By the time Hutch teams up with his father and brother Harry (RZA) for a final stand in a booby-trapped amusement park, Plummerville looks less like a vacation spot and more like a war zone.

The good

Bob remains the franchise’s secret weapon. He’s not playing a slick superhero or an ageless assassin; he’s a middle-aged man with bags under his eyes and a deep desire to be left alone. That contrast makes the violence funnier, and his ability to sell both exhaustion and savagery keeps Hutch relatable, even when he’s turning local thugs into mulch.

The action is staged with gleeful abandon. Elevator brawls, duck boat ambushes, carnival shootouts—Timo keeps the choreography brutal yet scrappy, leaning into absurdity without losing grit. The fights aren’t elegant ballets of violence; they’re messy, improvised, and all the better for it.

The supporting cast adds spark. Christopher Lloyd returns as Hutch’s cantankerous but trigger-happy father, RZA exudes calm swagger as Harry, and Sharon Stone chews through every scene as Lendina, swearing like a sailor and delivering lines as if venom were an art form.

The bad

The problem is that the sequel can’t recreate the sense of surprise that made the first film click. We already know Hutch’s secret, so the reveal has been replaced with repetition. By the third or fourth mass brawl, the spectacle starts to blur.

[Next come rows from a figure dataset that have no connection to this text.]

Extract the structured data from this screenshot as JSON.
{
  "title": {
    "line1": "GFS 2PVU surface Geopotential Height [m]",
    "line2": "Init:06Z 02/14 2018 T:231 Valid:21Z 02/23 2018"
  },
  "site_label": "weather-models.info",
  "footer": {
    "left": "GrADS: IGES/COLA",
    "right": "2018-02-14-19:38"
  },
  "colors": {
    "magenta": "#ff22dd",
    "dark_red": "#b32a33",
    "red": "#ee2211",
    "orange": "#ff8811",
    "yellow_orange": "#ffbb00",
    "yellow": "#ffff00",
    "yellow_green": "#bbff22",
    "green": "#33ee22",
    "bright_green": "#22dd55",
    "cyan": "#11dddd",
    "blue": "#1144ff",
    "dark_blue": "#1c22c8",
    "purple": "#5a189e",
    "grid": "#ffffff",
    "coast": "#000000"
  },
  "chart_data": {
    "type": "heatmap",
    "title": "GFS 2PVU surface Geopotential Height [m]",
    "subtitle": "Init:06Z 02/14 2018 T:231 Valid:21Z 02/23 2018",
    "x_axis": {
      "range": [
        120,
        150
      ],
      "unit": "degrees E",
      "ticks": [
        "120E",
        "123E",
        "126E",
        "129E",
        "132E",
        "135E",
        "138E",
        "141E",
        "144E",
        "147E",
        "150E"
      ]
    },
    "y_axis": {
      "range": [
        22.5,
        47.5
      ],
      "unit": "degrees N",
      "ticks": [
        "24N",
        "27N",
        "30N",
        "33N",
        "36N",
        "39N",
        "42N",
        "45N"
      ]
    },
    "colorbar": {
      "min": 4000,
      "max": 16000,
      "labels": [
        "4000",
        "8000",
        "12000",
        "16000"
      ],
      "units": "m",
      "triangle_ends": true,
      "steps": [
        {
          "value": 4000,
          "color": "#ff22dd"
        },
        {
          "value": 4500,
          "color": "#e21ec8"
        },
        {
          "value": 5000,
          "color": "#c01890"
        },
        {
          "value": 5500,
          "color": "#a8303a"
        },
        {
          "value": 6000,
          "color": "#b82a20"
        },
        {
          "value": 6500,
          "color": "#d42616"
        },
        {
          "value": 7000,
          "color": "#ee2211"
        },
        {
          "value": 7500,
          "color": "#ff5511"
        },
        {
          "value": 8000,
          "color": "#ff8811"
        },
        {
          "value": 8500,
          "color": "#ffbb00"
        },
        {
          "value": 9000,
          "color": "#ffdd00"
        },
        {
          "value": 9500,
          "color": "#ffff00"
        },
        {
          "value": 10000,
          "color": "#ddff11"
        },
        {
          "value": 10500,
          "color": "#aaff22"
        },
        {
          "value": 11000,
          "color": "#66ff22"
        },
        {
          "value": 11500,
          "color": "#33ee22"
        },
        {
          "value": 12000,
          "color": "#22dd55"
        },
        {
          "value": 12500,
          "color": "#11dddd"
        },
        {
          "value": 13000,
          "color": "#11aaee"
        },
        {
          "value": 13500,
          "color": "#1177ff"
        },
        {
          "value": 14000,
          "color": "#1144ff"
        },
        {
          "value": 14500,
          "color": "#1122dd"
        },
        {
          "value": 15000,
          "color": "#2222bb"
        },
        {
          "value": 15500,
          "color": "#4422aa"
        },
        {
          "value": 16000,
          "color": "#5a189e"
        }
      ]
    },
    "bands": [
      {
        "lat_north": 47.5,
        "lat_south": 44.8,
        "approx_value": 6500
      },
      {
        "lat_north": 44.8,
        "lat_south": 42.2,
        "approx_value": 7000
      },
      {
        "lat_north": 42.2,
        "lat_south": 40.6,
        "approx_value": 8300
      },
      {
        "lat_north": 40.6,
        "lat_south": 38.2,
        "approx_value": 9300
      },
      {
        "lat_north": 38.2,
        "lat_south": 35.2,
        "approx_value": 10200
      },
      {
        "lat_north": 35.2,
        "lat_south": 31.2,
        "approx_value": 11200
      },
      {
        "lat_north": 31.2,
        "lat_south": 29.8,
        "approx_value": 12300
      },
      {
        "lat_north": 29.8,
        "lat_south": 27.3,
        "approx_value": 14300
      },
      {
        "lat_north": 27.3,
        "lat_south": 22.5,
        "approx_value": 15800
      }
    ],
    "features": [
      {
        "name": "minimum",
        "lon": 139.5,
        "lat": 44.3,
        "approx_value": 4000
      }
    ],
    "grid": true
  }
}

The story is wafer-thin, cobbled together from clichés about crooked cops, small-town crime lords, and family vacations gone wrong. The domestic subplot—Hutch’s strained marriage and ignored kids—rarely rises above being a narrative excuse for the mayhem. And while Sharon Stone is undeniably fun to watch, her campy villainy sometimes tips into parody, robbing the film of any genuine stakes.

The verdict

Nobody 2 is bigger, bloodier, and more unhinged than its predecessor, but not necessarily better. It swaps novelty for noise, cleverness for chaos, and still manages to get by on sheer momentum. Bob’s performance grounds the madness, and the film hurtles along with enough energy to stay entertaining, even when it leans heavily on formula.

If the first film was about discovering the “somebody” in a “nobody,” the sequel feels more like watching that somebody repeat himself. Still, Bob makes it worth the ride—proving that even if Hutch Mansell no longer surprises us, he still knows how to clear a room.